Joint Unsupervised Learning of Deep Representations and Image Clusters
This work addresses the challenge of unsupervised image clustering and representation learning for computer vision applications, offering an incremental improvement by integrating clustering and representation learning into a single end-to-end model.
The paper tackles the problem of unsupervised learning by jointly training deep representations and image clusters using a recurrent framework, achieving state-of-the-art performance on image clustering across various datasets and showing that the learned representations generalize well to other tasks.
In this paper, we propose a recurrent framework for Joint Unsupervised LEarning (JULE) of deep representations and image clusters. In our framework, successive operations in a clustering algorithm are expressed as steps in a recurrent process, stacked on top of representations output by a Convolutional Neural Network (CNN).
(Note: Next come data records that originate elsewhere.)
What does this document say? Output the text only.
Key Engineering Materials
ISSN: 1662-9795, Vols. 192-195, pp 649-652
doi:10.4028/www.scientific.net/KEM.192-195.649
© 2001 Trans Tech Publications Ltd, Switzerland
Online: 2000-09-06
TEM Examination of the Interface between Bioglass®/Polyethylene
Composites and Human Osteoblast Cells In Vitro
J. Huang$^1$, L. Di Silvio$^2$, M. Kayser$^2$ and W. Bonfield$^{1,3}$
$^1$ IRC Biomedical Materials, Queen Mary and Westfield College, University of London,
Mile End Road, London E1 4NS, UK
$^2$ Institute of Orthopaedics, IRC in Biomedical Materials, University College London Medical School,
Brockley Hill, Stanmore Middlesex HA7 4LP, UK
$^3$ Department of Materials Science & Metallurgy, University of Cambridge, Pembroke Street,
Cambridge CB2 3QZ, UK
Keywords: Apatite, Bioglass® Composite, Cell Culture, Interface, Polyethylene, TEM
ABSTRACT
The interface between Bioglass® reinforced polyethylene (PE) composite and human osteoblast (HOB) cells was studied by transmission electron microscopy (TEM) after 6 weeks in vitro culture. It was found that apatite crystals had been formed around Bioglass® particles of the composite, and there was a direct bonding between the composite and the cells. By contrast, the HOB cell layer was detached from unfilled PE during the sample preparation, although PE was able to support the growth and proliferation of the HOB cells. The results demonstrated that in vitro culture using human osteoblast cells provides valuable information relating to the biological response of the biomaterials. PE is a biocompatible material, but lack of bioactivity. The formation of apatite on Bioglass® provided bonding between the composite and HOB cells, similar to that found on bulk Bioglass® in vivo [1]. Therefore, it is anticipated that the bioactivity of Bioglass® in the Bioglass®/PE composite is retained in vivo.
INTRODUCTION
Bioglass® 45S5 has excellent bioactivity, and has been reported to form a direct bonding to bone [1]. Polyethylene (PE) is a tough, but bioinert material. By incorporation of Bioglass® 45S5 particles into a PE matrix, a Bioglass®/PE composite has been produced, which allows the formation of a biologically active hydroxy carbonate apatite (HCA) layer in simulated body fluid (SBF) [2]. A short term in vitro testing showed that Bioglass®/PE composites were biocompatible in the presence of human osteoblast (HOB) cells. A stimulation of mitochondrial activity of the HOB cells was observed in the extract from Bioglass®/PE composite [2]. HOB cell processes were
During training, image clusters and representations are updated jointly: image clustering is conducted in the forward pass, while representation learning in the backward pass. Our key idea behind this framework is that good representations are beneficial to image clustering and clustering results provide supervisory signals to representation learning. By integrating two processes into a single model with a unified weighted triplet loss and optimizing it end-to-end, we can obtain not only more powerful representations, but also more precise image clusters. Extensive experiments show that our method outperforms the state-of-the-art on image clustering across a variety of image datasets. Moreover, the learned representations generalize well when transferred to other tasks.